The first 300 rows belong to the database A, while the next 400 rows belong to the database B. Five covariates: Gender, Treatment, Dosage, Smoking and Age are common to both databases (same encodings). Gender is the only complete covariate. The variables Yb1 and Yb2 are the target variables of A and B respectively, summarizing a same information encoded in two different scales. that summarize a same information saved in two distinct encodings, that is why, Yb1 is missing in the database B and Yb2 is missing in the database A.

Usage

simu_data

Format

A data.frame made of 2 overlayed databases (A and B) with 700 observations on the following 8 variables.
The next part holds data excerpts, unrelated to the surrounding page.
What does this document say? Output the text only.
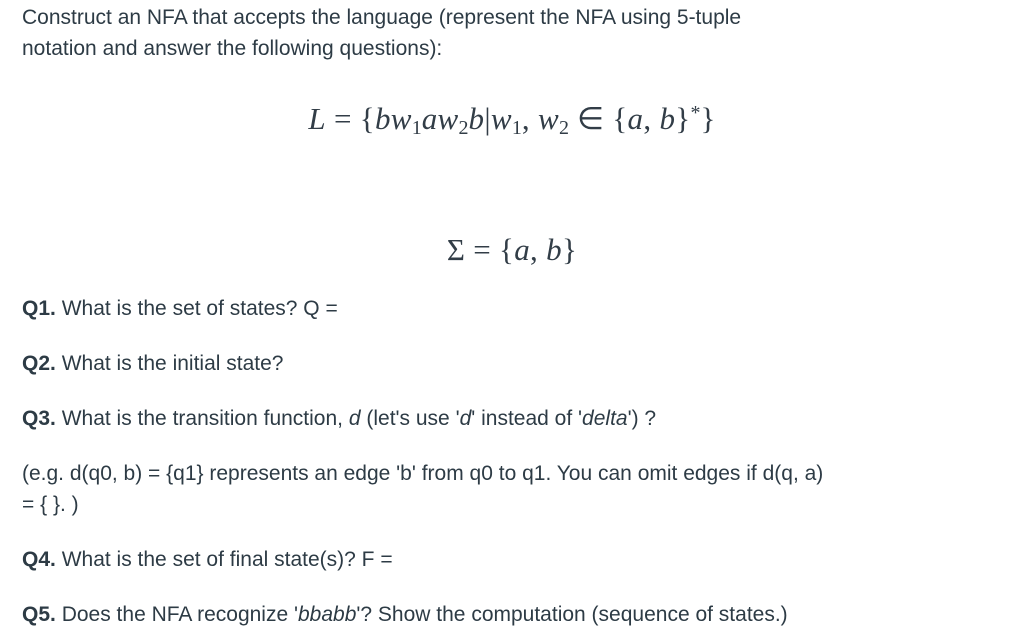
Construct an NFA that accepts the language (represent the NFA using 5-tuple
notation and answer the following questions):

L = {bw1aw2b|w1, w2 ∈ {a, b}*}
Σ = {a, b}

Q1. What is the set of states? Q =

Q2. What is the initial state?

Q3. What is the transition function, d (let's use 'd' instead of 'delta') ?

(e.g. d(q0, b) = {q1} represents an edge 'b' from q0 to q1. You can omit edges if d(q, a)
= { }. )

Q4. What is the set of final state(s)? F =

Q5. Does the NFA recognize 'bbabb'? Show the computation (sequence of states.)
DB: the database identifier, a character with 2 possible classes: A or B
Yb1: the target variable of the database A, stored as factor and encoded in 3 ordered levels: [20-40], [40-60[,[60-80] (the values related to the database B are missing)
Yb2: the target variable of the database B, stored as integer (an unknown scale from 1 to 5) in the database B (the values related to A are missing)
Gender: a factor with 2 levels (Female or Male) and no missing values
Treatment: a covariate of 3 classes stored as a character with 2% of missing values: Placebo, Trt A, Trt B
Dosage: a factor with 4 levels and 5% of missing values: from Dos 1 to dos 4
Smoking: a covariate of 2 classes stored as a character and 10% of missing values: NO for non smoker, YES otherwise
Age: a numeric corresponding to the age of participants in years. This variable counts 5% of missing values

Source

randomly generated

Details

The purpose of the functions contained in this package is to predict the missing information on Yb1 and Yb2 in database A and database B using the Optimal Transportation Theory.

Missing information has been simulated to some covariates following a simple MCAR process.